The next 10 years would exceed my wildest expectations. Robotics achievements would be shared in reproducible form on ROS breaking the cycle of waste that inspired us in the earliest days. Entrepreneurs would build great products and business on top of ROS. Complex factories would be coordinated by massive ROS systems. The Open Source Robotics Foundation would become an enduring steward of ROS. And the ROS community would grow exponentially.

Great accounts of the impacts of ROS as an enabler of research, innovation, and entrepreneurship abound so if this article is your first exposure to ROS let me point you to some resources to explore:

Crazy is reality

There were many, many people not mentioned here who were a big part of the ROS origin story.
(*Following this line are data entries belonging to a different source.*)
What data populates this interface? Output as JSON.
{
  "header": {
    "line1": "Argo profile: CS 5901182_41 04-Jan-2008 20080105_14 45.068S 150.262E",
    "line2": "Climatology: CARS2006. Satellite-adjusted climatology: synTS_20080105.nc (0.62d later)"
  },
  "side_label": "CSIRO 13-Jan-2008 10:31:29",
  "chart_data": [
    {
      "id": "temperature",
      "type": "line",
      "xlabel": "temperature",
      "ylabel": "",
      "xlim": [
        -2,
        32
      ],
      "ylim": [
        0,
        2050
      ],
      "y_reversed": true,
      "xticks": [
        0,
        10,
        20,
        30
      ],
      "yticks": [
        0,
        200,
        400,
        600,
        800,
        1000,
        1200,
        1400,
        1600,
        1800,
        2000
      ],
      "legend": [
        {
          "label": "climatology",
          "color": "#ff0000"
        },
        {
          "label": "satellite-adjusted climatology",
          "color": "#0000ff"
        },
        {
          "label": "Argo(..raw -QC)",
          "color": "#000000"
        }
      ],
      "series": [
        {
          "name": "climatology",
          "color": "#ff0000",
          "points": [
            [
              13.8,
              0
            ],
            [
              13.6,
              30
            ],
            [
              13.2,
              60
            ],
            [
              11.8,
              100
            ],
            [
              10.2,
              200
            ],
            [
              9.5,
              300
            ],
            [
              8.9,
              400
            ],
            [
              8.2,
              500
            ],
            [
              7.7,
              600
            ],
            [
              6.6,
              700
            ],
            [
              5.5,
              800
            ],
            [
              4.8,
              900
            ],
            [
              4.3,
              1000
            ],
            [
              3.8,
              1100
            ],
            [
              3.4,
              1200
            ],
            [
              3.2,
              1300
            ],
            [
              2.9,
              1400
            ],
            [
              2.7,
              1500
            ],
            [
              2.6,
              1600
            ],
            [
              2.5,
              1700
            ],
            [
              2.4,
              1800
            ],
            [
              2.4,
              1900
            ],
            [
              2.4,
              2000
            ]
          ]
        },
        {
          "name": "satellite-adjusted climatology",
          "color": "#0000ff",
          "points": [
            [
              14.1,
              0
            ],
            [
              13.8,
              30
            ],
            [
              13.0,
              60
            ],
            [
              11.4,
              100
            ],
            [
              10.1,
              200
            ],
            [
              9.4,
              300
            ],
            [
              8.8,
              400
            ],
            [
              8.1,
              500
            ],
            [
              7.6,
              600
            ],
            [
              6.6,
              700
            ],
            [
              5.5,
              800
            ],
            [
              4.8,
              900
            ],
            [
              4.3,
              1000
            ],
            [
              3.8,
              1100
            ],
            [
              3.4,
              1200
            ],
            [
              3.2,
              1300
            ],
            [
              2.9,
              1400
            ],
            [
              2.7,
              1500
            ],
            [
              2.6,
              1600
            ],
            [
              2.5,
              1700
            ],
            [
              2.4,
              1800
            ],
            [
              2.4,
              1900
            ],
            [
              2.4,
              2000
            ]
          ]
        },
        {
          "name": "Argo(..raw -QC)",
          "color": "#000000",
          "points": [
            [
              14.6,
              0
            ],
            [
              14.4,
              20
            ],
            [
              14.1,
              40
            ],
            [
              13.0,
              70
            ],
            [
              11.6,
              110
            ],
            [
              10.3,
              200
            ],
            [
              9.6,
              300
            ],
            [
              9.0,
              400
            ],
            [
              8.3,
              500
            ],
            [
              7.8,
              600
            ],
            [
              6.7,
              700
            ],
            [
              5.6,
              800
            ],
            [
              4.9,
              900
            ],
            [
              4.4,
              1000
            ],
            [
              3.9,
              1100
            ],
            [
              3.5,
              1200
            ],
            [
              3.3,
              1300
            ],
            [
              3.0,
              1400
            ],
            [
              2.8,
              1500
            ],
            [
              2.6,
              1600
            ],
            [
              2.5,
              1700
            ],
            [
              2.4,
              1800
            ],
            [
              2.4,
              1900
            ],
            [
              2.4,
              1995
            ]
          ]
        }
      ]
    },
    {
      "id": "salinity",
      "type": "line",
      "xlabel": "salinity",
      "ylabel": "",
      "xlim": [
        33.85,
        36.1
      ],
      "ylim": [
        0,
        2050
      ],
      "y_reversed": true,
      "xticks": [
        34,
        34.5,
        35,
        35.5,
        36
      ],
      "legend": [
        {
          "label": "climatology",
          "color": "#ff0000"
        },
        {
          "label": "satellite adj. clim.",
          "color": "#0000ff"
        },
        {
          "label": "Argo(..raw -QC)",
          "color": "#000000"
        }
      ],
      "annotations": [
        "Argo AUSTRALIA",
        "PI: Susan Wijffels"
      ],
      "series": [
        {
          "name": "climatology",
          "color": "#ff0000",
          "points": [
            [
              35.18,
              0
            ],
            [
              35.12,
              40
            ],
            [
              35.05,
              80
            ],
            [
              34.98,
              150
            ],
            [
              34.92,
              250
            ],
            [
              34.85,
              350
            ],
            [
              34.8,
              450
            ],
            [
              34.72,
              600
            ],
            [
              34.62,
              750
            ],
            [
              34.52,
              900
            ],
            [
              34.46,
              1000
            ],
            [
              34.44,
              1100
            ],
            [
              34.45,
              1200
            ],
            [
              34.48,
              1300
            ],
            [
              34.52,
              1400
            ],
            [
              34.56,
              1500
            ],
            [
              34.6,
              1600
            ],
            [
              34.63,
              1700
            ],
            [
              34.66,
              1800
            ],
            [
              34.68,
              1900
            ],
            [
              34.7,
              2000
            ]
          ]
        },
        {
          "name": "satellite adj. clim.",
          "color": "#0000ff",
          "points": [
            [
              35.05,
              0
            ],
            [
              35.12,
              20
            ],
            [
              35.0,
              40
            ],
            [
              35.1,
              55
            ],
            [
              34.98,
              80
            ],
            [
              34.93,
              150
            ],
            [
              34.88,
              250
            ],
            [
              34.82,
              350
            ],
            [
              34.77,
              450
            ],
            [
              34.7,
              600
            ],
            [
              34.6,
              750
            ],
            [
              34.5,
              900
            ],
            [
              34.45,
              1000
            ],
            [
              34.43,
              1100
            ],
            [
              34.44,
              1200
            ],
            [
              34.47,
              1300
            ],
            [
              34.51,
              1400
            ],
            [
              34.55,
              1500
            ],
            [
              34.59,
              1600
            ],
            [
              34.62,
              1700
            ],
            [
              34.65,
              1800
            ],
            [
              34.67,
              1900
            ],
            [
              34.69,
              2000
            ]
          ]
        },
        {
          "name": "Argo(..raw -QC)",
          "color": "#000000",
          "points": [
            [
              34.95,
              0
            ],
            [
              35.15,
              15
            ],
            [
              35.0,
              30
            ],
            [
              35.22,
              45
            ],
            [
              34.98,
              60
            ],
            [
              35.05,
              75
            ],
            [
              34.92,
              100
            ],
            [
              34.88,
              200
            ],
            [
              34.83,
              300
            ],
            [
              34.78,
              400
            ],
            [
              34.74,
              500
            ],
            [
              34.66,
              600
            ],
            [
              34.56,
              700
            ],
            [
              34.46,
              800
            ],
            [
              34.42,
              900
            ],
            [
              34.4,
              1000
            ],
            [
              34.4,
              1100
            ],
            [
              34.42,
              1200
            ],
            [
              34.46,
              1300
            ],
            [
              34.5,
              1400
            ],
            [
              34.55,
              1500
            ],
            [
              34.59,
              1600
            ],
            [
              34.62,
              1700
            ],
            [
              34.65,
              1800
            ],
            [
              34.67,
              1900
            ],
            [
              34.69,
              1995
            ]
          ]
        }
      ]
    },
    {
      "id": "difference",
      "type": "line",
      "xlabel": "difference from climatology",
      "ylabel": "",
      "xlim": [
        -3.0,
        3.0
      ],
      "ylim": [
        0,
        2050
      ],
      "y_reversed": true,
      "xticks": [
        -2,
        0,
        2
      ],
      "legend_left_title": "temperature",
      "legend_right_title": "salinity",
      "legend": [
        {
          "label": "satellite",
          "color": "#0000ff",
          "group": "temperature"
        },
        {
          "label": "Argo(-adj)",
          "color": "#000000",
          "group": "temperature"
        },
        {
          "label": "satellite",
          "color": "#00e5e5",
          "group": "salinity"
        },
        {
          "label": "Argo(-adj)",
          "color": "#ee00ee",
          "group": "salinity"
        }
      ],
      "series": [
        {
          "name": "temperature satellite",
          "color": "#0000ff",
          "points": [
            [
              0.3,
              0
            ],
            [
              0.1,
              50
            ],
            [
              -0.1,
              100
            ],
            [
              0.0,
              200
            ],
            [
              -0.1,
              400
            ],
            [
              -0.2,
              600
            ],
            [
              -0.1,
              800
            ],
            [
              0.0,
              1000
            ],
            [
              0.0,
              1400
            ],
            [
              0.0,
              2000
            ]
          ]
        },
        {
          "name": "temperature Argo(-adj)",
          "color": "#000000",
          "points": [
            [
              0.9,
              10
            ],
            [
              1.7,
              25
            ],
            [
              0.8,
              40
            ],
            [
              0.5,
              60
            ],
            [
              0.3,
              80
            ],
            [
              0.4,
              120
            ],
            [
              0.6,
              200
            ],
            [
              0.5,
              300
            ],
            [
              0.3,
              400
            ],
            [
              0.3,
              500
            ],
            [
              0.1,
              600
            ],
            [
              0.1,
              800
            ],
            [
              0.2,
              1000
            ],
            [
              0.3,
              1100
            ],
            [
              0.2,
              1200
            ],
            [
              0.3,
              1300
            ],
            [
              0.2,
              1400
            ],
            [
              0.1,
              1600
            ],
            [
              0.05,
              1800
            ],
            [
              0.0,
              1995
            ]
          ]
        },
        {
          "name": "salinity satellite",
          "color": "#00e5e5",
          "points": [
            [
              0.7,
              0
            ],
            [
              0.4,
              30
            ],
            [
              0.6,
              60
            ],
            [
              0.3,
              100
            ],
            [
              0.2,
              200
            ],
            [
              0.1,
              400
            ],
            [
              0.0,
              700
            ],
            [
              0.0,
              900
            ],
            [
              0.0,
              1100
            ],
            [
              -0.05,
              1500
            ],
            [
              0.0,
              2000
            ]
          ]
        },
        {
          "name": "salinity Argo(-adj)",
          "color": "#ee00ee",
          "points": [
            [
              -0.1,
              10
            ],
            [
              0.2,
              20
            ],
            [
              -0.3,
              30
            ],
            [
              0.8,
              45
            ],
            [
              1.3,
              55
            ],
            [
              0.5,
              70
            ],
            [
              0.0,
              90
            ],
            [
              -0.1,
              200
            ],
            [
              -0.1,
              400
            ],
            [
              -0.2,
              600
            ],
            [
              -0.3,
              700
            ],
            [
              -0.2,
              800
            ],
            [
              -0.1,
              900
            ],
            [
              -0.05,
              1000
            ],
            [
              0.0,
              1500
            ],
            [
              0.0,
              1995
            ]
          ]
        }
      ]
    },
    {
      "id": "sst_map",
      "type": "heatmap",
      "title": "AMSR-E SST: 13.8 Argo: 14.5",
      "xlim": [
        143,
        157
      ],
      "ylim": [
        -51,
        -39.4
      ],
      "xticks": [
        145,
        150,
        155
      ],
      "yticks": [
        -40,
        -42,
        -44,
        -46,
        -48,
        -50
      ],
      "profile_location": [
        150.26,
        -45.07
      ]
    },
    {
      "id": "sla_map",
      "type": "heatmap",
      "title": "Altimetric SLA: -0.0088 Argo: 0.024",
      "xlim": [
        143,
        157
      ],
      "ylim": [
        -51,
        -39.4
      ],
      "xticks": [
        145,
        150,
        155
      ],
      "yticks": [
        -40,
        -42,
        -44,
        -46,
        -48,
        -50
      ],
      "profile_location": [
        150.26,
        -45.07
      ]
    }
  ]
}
If that applies to you, please take no slight in being left out of this brief telling.

ROS was started by a small group of people dedicated to creating something important, pushing past countless challenges following the mantras of “let’s figure it out” and “one foot in front of the other.”

If you are part of the ROS ecosystem please know that I am so inspired by all the amazing work you are doing, both the academic breakthroughs as well as the awesome companies.

To everyone else, I wish you the best of luck bringing what you think is important from “crazy” to reality.

Keenan Wyrobek is the co-founder and head of product and engineering at Zipline, a company developing drones to deliver life-saving blood and medical supplies to some of the most difficult to reach places on earth. He was previously the co-founder and director of the Personal Robotics Program at Willow Garage, where he was involved in launching and growing the Robot Operating System (ROS) and shipping PR2, the first personal robot for software application development. He studied medical product design and robotics at the Johns Hopkins University and Stanford University.